2 New Pests Found In Alabama

Bug lovers, it’s time to celebrate. Plan a party. Invite other aficionados.

For the rest of us, in the Alabama Pest Control business, however, there may not be any reason to rejoice. In the south, two new pests have been discovered. As if we all don’t have enough to worry about, the monsters are no longer on the horizon. They’re here.

An Asian Invasion

This thing was first discovered in the Motor City back in 2002. Since then it has hit many states: Illinois, Indiana, Iowa, Kentucky, Maryland, Minnesota, Missouri, New York, Ohio, Pennsylvania, Virginia, West Virginia and Wisconsin. Word is they’ve hopped a freight and have now been spotted in Alabama.

Emerald Ash Borer Alabama


It’s the Emerald Ash Borer. Skipping over the border from Tennessee to Alabama. First found at a truck stop in Knox County in east Tennessee.

Finding the Darned Thing

It’s not easy to know when your tree is under attack. The damage is caused by the larvae of this Far East insect. It creates these things called galleries, then the babies feed on stuff just under the bark of infected tree.

The effect is it pretty much stops the flow of nutrients and water. You’ll probably first detect something’s amiss when you start to see branches die in the plant’s upper crown. Another sign is that the bark that runs vertically on the tree begins to split. By the time you figure out what’s going on, too late. It’s already spread to nearby trees. Hate to break it to you, but in a couple of years you’ll be holding a tree funeral from the infestation.

One reason why you might find the cost of wood from an ash tree going up. The Emerald Ash Borer.

And since this destroyer is non-native, the USDA Animal and Plant Health Inspection Service has issued a federal quarantine supporting border-to-border action to control this tree-killer.

Curtain Number Two

Redbay Ambrosia Beetle Alabama


Another gift from Asia is the Redbay Ambrosia Beetle. When this critter assaults, the tree comes-down with a bad case of Laurel Wilt Disease. It’s hitting the southern border of Alabama as we speak.
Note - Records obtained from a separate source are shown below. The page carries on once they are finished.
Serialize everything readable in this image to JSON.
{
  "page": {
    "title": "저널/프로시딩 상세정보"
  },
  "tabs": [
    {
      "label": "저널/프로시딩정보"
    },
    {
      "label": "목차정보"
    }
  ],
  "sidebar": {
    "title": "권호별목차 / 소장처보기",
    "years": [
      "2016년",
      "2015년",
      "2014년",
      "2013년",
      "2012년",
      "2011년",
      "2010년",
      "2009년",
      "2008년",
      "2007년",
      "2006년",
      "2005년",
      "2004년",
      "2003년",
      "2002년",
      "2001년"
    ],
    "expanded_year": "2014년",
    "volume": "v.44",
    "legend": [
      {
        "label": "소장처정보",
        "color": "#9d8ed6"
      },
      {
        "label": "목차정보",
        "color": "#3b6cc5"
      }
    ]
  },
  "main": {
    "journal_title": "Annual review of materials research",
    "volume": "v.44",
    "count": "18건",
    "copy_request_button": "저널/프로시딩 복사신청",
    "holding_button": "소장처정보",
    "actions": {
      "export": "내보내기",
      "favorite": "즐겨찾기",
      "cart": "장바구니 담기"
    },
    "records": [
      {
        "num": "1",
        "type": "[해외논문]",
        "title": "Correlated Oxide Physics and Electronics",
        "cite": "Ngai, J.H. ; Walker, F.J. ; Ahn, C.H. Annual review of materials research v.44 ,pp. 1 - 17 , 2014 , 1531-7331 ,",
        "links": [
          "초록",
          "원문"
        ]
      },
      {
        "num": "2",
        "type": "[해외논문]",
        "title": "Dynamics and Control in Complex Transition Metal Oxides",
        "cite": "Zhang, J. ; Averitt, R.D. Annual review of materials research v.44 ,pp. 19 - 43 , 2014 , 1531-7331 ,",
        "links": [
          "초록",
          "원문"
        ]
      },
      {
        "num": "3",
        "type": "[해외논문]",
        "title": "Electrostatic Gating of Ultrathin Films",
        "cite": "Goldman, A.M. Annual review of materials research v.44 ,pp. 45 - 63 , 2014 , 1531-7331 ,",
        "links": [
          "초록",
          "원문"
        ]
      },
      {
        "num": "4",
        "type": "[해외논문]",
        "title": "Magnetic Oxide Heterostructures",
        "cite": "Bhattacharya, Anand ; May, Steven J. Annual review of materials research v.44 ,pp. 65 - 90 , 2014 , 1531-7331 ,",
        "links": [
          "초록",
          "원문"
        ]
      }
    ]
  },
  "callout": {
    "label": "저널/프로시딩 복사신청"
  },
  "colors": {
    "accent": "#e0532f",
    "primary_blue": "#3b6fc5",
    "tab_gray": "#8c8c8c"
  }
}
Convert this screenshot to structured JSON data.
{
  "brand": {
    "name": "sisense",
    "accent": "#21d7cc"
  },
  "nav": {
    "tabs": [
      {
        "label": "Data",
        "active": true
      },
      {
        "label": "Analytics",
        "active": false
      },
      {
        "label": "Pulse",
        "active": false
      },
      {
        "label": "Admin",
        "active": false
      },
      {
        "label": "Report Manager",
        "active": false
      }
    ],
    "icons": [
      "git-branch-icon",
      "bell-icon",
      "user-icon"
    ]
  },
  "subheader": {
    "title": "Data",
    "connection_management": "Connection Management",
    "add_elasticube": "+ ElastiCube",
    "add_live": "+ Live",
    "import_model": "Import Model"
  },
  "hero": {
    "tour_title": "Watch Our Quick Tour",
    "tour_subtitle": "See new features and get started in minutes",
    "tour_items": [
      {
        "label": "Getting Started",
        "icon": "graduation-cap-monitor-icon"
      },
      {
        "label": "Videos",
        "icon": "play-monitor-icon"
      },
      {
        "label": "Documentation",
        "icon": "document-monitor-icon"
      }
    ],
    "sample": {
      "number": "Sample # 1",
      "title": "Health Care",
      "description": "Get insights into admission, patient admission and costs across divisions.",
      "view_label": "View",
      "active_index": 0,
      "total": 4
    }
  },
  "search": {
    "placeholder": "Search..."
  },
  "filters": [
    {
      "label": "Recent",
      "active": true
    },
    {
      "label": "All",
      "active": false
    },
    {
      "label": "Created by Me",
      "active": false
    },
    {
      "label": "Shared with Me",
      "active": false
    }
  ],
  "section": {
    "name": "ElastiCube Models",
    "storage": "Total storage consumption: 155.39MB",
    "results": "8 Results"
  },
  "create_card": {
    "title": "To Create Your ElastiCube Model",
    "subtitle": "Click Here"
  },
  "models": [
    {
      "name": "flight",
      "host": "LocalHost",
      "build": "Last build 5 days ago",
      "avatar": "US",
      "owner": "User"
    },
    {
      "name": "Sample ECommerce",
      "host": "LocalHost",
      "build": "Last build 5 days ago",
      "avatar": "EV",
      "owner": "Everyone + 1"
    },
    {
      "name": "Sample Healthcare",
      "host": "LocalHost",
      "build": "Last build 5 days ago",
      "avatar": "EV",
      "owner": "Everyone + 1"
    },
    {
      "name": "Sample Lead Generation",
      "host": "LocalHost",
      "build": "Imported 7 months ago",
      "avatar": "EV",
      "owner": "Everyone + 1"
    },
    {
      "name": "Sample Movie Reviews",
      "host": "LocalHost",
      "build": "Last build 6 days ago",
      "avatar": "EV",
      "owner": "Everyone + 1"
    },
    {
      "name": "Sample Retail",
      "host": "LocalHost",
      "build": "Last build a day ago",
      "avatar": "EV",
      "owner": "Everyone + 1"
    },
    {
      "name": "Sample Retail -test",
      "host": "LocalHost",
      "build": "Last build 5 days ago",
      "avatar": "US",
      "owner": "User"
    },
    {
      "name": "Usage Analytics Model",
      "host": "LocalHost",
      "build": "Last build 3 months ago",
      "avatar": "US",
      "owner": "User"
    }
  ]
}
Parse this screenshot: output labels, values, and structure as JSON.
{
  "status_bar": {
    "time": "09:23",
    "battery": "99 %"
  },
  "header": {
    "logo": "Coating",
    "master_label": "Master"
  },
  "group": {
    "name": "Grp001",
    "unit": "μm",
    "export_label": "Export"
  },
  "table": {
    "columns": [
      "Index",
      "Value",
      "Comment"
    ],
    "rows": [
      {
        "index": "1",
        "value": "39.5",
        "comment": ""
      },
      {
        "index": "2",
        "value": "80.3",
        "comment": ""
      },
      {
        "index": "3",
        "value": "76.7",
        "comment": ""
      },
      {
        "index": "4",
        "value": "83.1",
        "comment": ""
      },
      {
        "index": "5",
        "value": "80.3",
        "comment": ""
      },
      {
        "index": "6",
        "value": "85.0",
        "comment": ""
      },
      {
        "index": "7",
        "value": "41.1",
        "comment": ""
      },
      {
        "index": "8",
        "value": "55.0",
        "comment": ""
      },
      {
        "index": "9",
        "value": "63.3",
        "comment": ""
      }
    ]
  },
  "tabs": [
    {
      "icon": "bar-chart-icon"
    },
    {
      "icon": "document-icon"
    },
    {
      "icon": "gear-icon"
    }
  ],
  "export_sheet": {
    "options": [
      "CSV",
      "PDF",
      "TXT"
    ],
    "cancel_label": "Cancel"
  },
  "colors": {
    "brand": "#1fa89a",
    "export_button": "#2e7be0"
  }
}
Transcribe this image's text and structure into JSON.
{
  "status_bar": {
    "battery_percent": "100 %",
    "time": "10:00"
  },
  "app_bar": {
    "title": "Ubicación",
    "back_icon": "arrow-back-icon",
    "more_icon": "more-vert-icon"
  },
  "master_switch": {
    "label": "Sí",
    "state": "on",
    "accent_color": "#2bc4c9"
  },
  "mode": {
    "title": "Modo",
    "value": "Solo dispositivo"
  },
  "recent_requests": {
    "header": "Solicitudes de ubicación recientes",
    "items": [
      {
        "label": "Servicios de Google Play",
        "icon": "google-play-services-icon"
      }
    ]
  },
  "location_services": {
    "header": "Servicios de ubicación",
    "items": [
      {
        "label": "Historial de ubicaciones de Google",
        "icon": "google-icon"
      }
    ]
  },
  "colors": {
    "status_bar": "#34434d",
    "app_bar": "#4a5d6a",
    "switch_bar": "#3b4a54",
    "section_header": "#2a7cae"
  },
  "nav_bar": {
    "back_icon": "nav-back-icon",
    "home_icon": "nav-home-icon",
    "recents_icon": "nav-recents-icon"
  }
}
Recent reports demonstrate that there are less-and-less redbay trees in the state.

What’s Vulnerable?

A bunch of trees. Mostly in the laurel family. Here’s a list:

  • Sassafras
  • Avocado
  • Redbay
  • Camphor
  • Pondspice
  • Swamp bay
  • Spicebush

As the problem progresses you’ll initially see wilting leaves that appear colored red or purple. The entire crown will show these tell-tale signs. It doesn’t wait for its host to get sick. It will cling onto a perfectly healthy tree. The bug isn’t the thing that kills the plant, it’s the associated fungus which handles the dirty work. The stuff likewise causes black-to-brown streaks in the sapwood. As the matter gets critical, a swarm of ambrosia beetles will eat the wood. Death comes to the species infected in just a few years.

We thought we were, excuse the pun, out of the woods. But back in 2010, a pair of the critters were caught in a trap located in Mobile County, Alabama just north of Grand Bay.

Nothing to cheer about. Even for folks who are card-carrying members of The Coleopterists Society are not smiling with the reports. Really, there is actually a group of people dedicated to this. As they write on their website, “The Coleopterists Society is an international organization devoted to the study of all aspects of systematics and biology of beetles of the world.”

Might wanna join. We hear the dues are pretty inexpensive.